Essa figura pode ser definida como o juiz natural, no processo do sistema acusatório, com competência funcional para decidir questões que dizem respeito, principalmente, aos direitos e garantias referentes à investigação preliminar, competência essa que se estende até o juízo de admissibilidade da acusação.

Numa tentativa de aproximar o processo penal brasileiro ao sistema acusatório, a Lei nº 13.964, de 24/12/2019 (ou pacote "anticrime"), veio nessa direção (artigo 3º-A), e incluiu o juiz das garantias em seu artigo 3º-B, que atualmente tem sua eficácia suspensa por decisão monocrática do ministro Luiz Fux, do STF, na ADI 6305. A audiência pública diz respeito ao processo decorrente da referida ação e outras com conteúdos similares.

O legislador de 2019 copiou e alargou aquilo que a comissão de juristas do Senado havia trabalhado e proposto no PLS nº 156/2009, em seu artigo 15 e seguintes, que visava à transformação e refundação do sistema processual penal brasileiro — hoje eminentemente inquisitorial — em um sistema acusatório, conforme as bases ensinadas a partir do Common Law.

A Comissão de 2009, por sua vez, buscou a ideia do juiz das garantias naquilo que já se passava nas mudanças das legislações europeias — sobretudo a italiana — e nas reformas do processo penal na América Latina, que realizaram a refundação do processo penal, para lhe dar a estrutura do sistema acusatório. Assim, com a exceção do Brasil, 19 países da América Latina já mudaram, o que é um sintoma de que, por aqui, há um atraso, embora se esteja em um caminho sem volta.
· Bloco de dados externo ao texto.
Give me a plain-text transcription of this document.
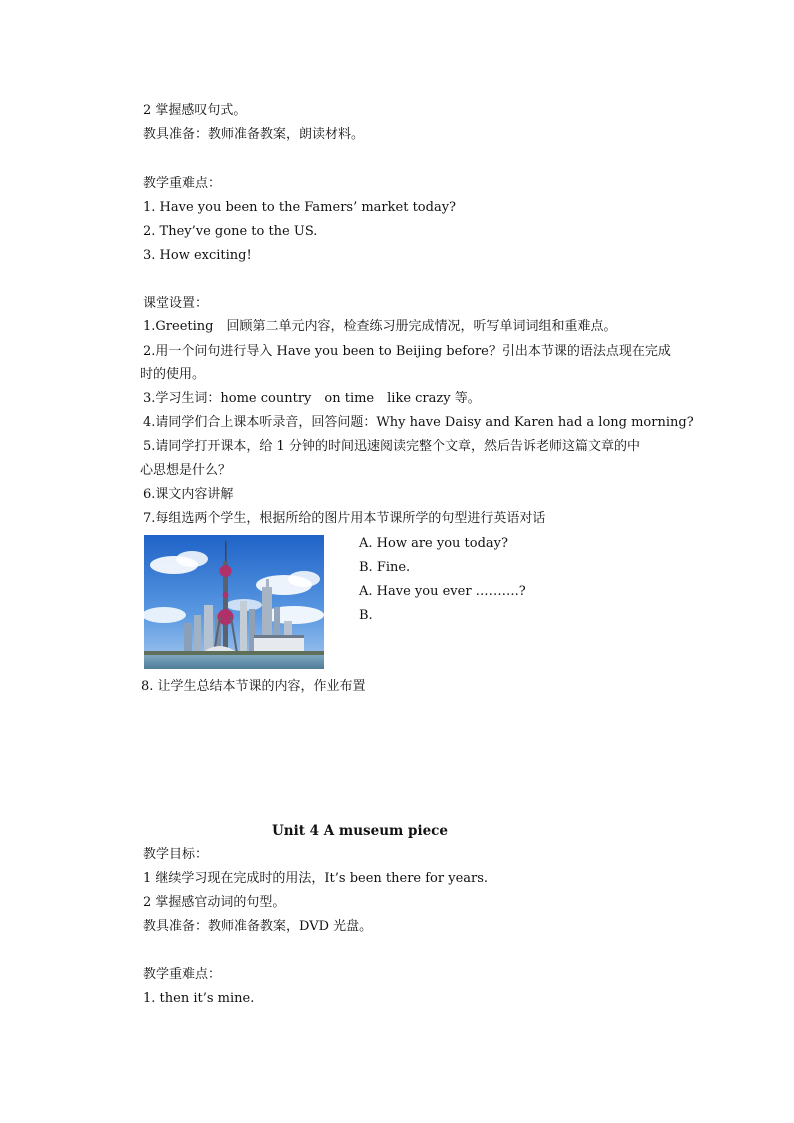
2 掌握感叹句式。
教具准备：教师准备教案，朗读材料。
教学重难点：
1. Have you been to the Famers’ market today?
2. They’ve gone to the US.
3. How exciting!
课堂设置：
1.Greeting　回顾第二单元内容，检查练习册完成情况，听写单词词组和重难点。
2.用一个问句进行导入 Have you been to Beijing before？引出本节课的语法点现在完成
时的使用。
3.学习生词：home country　on time　like crazy 等。
4.请同学们合上课本听录音，回答问题：Why have Daisy and Karen had a long morning?
5.请同学打开课本，给 1 分钟的时间迅速阅读完整个文章，然后告诉老师这篇文章的中
心思想是什么？
6.课文内容讲解
7.每组选两个学生，根据所给的图片用本节课所学的句型进行英语对话
A. How are you today?
B. Fine.
A. Have you ever ……….?
B.
8. 让学生总结本节课的内容，作业布置
Unit 4 A museum piece
教学目标：
1 继续学习现在完成时的用法，It’s been there for years.
2 掌握感官动词的句型。
教具准备：教师准备教案，DVD 光盘。
教学重难点：
1. then it’s mine.
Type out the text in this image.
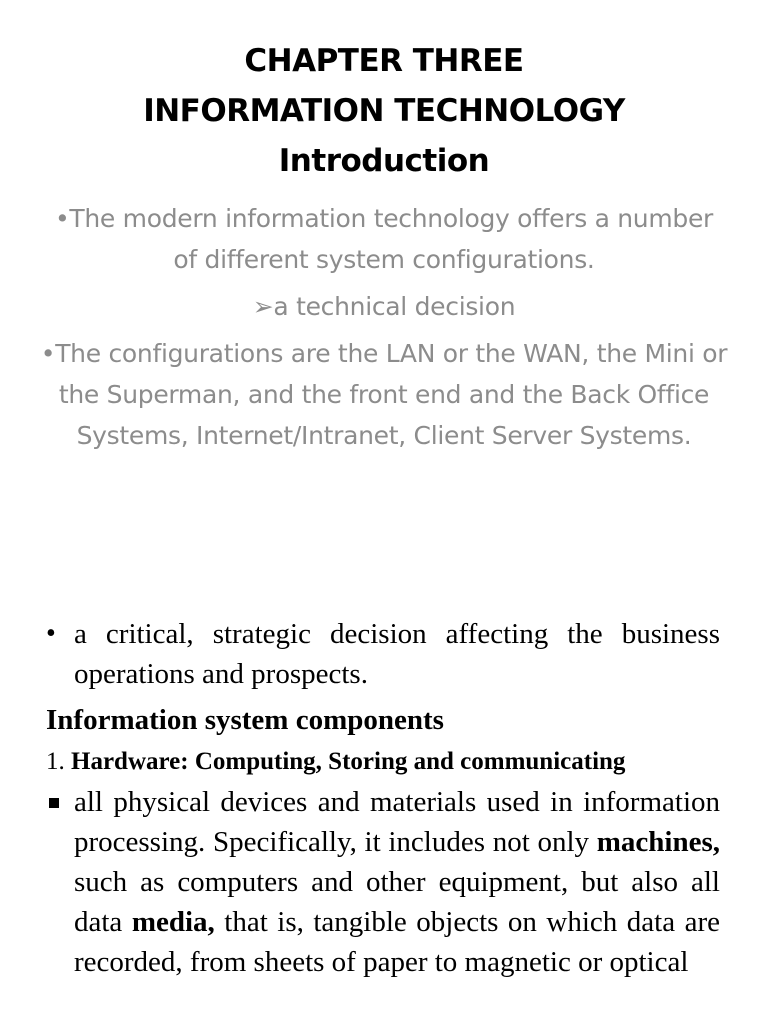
CHAPTER THREE
INFORMATION TECHNOLOGY
Introduction

•The modern information technology offers a number of different system configurations.

➢a technical decision

•The configurations are the LAN or the WAN, the Mini or the Superman, and the front end and the Back Office Systems, Internet/Intranet, Client Server Systems.

• a critical, strategic decision affecting the business operations and prospects.
Information system components
1. Hardware: Computing, Storing and communicating
all physical devices and materials used in information processing. Specifically, it includes not only machines, such as computers and other equipment, but also all data media, that is, tangible objects on which data are recorded, from sheets of paper to magnetic or optical
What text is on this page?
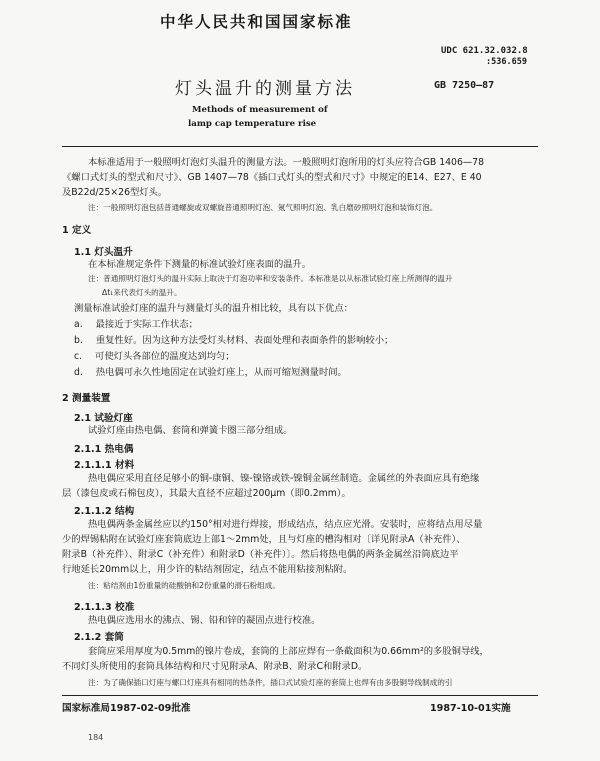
中华人民共和国国家标准
UDC 621.32.032.8
:536.659
灯头温升的测量方法	GB 7250—87
Methods of measurement of
lamp cap temperature rise
本标准适用于一般照明灯泡灯头温升的测量方法。一般照明灯泡所用的灯头应符合GB 1406—78
《螺口式灯头的型式和尺寸》、GB 1407—78《插口式灯头的型式和尺寸》中规定的E14、E27、E 40
及B22d/25×26型灯头。
注：一般照明灯泡包括普通螺旋或双螺旋普通照明灯泡、氪气照明灯泡、乳白磨砂照明灯泡和装饰灯泡。
1 定义
1.1 灯头温升
在本标准规定条件下测量的标准试验灯座表面的温升。
注：普通照明灯泡灯头的温升实际上取决于灯泡功率和安装条件。本标准是以从标准试验灯座上所测得的温升
Δt₁来代表灯头的温升。
测量标准试验灯座的温升与测量灯头的温升相比较，具有以下优点：
a. 最接近于实际工作状态；
b. 重复性好。因为这种方法受灯头材料、表面处理和表面条件的影响较小；
c. 可使灯头各部位的温度达到均匀；
d. 热电偶可永久性地固定在试验灯座上，从而可缩短测量时间。
2 测量装置
2.1 试验灯座
试验灯座由热电偶、套筒和弹簧卡圈三部分组成。
2.1.1 热电偶
2.1.1.1 材料
热电偶应采用直径足够小的铜-康铜、镍-镍铬或铁-镍铜金属丝制造。金属丝的外表面应具有绝缘
层（漆包皮或石棉包皮），其最大直径不应超过200μm（即0.2mm）。
2.1.1.2 结构
热电偶两条金属丝应以约150°相对进行焊接，形成结点，结点应光滑。安装时，应将结点用尽量
少的焊锡粘附在试验灯座套筒底边上部1～2mm处，且与灯座的槽沟相对〔详见附录A（补充件）、
附录B（补充件）、附录C（补充件）和附录D（补充件）〕。然后将热电偶的两条金属丝沿筒底边平
行地延长20mm以上，用少许的粘结剂固定，结点不能用粘接剂粘附。
注：粘结剂由1份重量的硅酸钠和2份重量的滑石粉组成。
2.1.1.3 校准
热电偶应选用水的沸点、锡、铅和锌的凝固点进行校准。
2.1.2 套筒
套筒应采用厚度为0.5mm的镍片卷成，套筒的上部应焊有一条截面积为0.66mm²的多股铜导线，
不同灯头所使用的套筒具体结构和尺寸见附录A、附录B、附录C和附录D。
注：为了确保插口灯座与螺口灯座具有相同的热条件，插口式试验灯座的套筒上也焊有由多股铜导线制成的引
国家标准局1987-02-09批准	1987-10-01实施
184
Tal demora talvez esteja relacionada à perda do momento histórico de redemocratização do país, pois uma refundação desse porte exige, ao menos aparentemente, que se tenha um ambiente vinculado, sobretudo, à democracia. O fim do regime militar trouxe um avanço na direção da redemocratização, mas, ainda que se tenha evoluído em várias direções, a estrutura do processo penal se manteve igual; ou melhor, sua corrosão se manteve e piorou, tudo de modo a se criar, cada vez mais, um processo penal totalmente desfigurado e cada vez mais incompatível com a CR.

O CPP de 1941, com sua redação original e suas bases fincadas no sistema inquisitório, proporcionava — como se recordam os mais velhos — uma maior coerência lógica para se trabalhar; muito melhor que aquele que se tem hoje. Na redação atual do CPP está, talvez, o pior sistema de processo penal que o Brasil já teve em sua história. Relendo os autos do processo de Tiradentes (Joaquim José da Silva Xavier), o que vem à tona é um processo calcado nas Ordenações Filipinas, mas que tinha uma estrutura processual mais democrática que a vivenciada hoje, apesar dos abusos. É como se o país tivesse saído de um período infausto, depois da CR, para outro republicano e democrático, mas deixado o processo penal para trás e, de consequência, não evoluído na direção correta.

Ciente dessa situação, o legislador de 2019 buscou, no PLS 156/2009, os mecanismos que possibilitam a abertura à estrutura acusatória para, paulatinamente, ir em direção a ela, com a inclusão do artigo 3º-A do CPP [1], cuja redação é quase idêntica àquela do artigo 4º do PLS 156/2009 [2]. Em seguida, o artigo 3º-B do CPP vem já com a figura do juiz das garantias, de forma semelhante ao artigo 15 do PLS 156/2009, deixando claro que na estrutura acusatória, acima de tudo, afasta-se o juiz da possibilidade de ter a iniciativa probatória, para que possa cumprir a sua missão constitucional por excelência: julgar e dizer o direito.

O juiz do sistema acusatório deve manter o distanciamento da busca da prova, ou seja, não possui, de forma alguma, a gestão da prova. Esse conhecimento deverá ser buscado pelas partes: à acusação, cabe acusar e produzir provas de suas alegações; à defesa, cabe se defender e, nessa medida, produzir as provas necessárias às teses que alega, mas vai beneficiada, por razões históricas, pelo in dubio pro reo; e, ao juiz, resta se manter em posição imparcial e equidistante dos interesses metidos no processo para, ao final, estar apto a decidir dentro dos padrões da estrutura acusatória. O juiz, portanto, não deve atuar para cumprir a função (assim como, no caso, o ônus) da acusação.

Dessa forma, evita-se o que de pior pode ocorrer na estrutura inquisitorial, que faz com que o juiz — agindo e pensando normalmente como qualquer indivíduo da civilização ocidental — possa decidir antes e, depois, sair em busca do conhecimento que sustente sua decisão anterior. Dada a possibilidade da iniciativa probatória pelo juiz, a história do sistema inquisitorial e do Ocidente já demonstrou a inevitabilidade desse raciocínio pelo julgador, primeiro decidindo e, depois, buscando elementos que confirmem a decisão. É uma lógica deformada, por evidente, como tanto insistiu Franco Cordero: primeiro a síntese, e depois as premissas.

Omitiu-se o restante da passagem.